Cut taxes when you are in a deficit, and then cut needed programs that you could have paid for had you not cut taxes? Then after they passed the tax cut, Congress wants to spend $1.5 trillion on infrastructure over the next 10 years. Fortunately, the federal government will only contribute about $200 billion to that debt they are no longer worried about. That’s because they are going to pass the majority of the infrastructure costs on to state and local governments. That means you!

Even though our state’s highest priority has been education, Gov. Jay Inslee and the state Legislature will probably jump at the chance to make the national Republican tax cut look good by substituting state dollars for federal dollars. Won’t they? Well, maybe not. But then the federal government can look to our City Hall to make up the rest.

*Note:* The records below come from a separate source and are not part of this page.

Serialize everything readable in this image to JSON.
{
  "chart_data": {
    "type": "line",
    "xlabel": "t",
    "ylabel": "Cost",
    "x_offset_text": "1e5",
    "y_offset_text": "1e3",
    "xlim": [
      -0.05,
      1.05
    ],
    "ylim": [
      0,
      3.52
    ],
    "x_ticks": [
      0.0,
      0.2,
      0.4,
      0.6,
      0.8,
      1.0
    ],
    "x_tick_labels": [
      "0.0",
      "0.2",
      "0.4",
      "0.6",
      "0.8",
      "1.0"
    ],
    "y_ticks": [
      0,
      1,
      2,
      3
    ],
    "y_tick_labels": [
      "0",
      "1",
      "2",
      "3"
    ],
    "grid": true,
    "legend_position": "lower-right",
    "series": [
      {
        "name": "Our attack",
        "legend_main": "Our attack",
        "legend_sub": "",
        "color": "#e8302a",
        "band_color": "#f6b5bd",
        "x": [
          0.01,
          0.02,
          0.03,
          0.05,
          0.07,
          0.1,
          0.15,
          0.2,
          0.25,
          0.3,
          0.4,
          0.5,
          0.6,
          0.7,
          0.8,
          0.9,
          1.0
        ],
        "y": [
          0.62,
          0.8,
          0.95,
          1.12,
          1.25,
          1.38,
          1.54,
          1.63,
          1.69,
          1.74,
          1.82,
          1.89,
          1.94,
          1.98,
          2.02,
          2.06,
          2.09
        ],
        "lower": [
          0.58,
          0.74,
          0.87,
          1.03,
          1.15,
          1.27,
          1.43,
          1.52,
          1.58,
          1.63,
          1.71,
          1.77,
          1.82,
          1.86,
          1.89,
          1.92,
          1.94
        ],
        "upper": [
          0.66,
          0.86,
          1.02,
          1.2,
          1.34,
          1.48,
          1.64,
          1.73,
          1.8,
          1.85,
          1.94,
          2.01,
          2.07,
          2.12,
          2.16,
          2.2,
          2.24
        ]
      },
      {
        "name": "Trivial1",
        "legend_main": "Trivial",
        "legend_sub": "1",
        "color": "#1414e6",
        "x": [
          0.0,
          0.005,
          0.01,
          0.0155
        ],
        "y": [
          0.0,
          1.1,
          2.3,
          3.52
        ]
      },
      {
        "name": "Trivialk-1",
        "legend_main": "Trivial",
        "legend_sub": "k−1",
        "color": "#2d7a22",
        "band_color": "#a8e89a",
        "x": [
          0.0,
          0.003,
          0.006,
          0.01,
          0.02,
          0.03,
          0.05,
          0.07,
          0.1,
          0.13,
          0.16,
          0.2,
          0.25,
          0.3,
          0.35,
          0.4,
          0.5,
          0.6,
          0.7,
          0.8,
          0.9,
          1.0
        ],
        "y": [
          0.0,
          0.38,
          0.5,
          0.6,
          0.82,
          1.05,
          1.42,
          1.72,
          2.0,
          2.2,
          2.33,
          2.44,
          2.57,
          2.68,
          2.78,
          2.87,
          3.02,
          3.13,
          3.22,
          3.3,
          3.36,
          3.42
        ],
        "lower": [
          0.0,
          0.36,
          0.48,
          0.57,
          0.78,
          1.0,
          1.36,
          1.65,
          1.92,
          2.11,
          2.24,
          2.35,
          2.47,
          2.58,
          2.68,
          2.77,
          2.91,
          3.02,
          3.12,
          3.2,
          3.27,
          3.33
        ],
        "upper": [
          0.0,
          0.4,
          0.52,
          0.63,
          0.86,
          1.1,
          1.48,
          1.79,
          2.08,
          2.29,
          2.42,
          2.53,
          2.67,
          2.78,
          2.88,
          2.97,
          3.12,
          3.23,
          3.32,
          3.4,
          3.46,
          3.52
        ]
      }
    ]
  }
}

Oops! That may not work either. Mayor Jim Ferrell and the City Council just spent their entire retreat discussing the need for money and a sustainable income stream. In the next three years, those credit card bills for the PAEC, police, parks and public works will come due.

In a world where name calling, bullying, intolerance, bigotry, attacking the victim and undermining our core beliefs have become a common part of our discourse, we struggle with our ability as critical, rational thinkers. Passing a tax cut to our richest, adding to the deficit, potentially cutting programs such as Medicare and food stamps and passing all the costs down to the local level to those who can least afford it is not providing a check and balance on competing priorities. It is short-term thinking that is mortgaging our grandchildren’s futures in an attempt to buy votes in an election year with a couple of extra dollars in a paycheck already too short.

Is there a bright side to the shock of finding my childhood belief in the Republicans’ opposition to the federal deficit to be an insincere effort to score political points?

Yes, the Rams moved back to Los Angeles!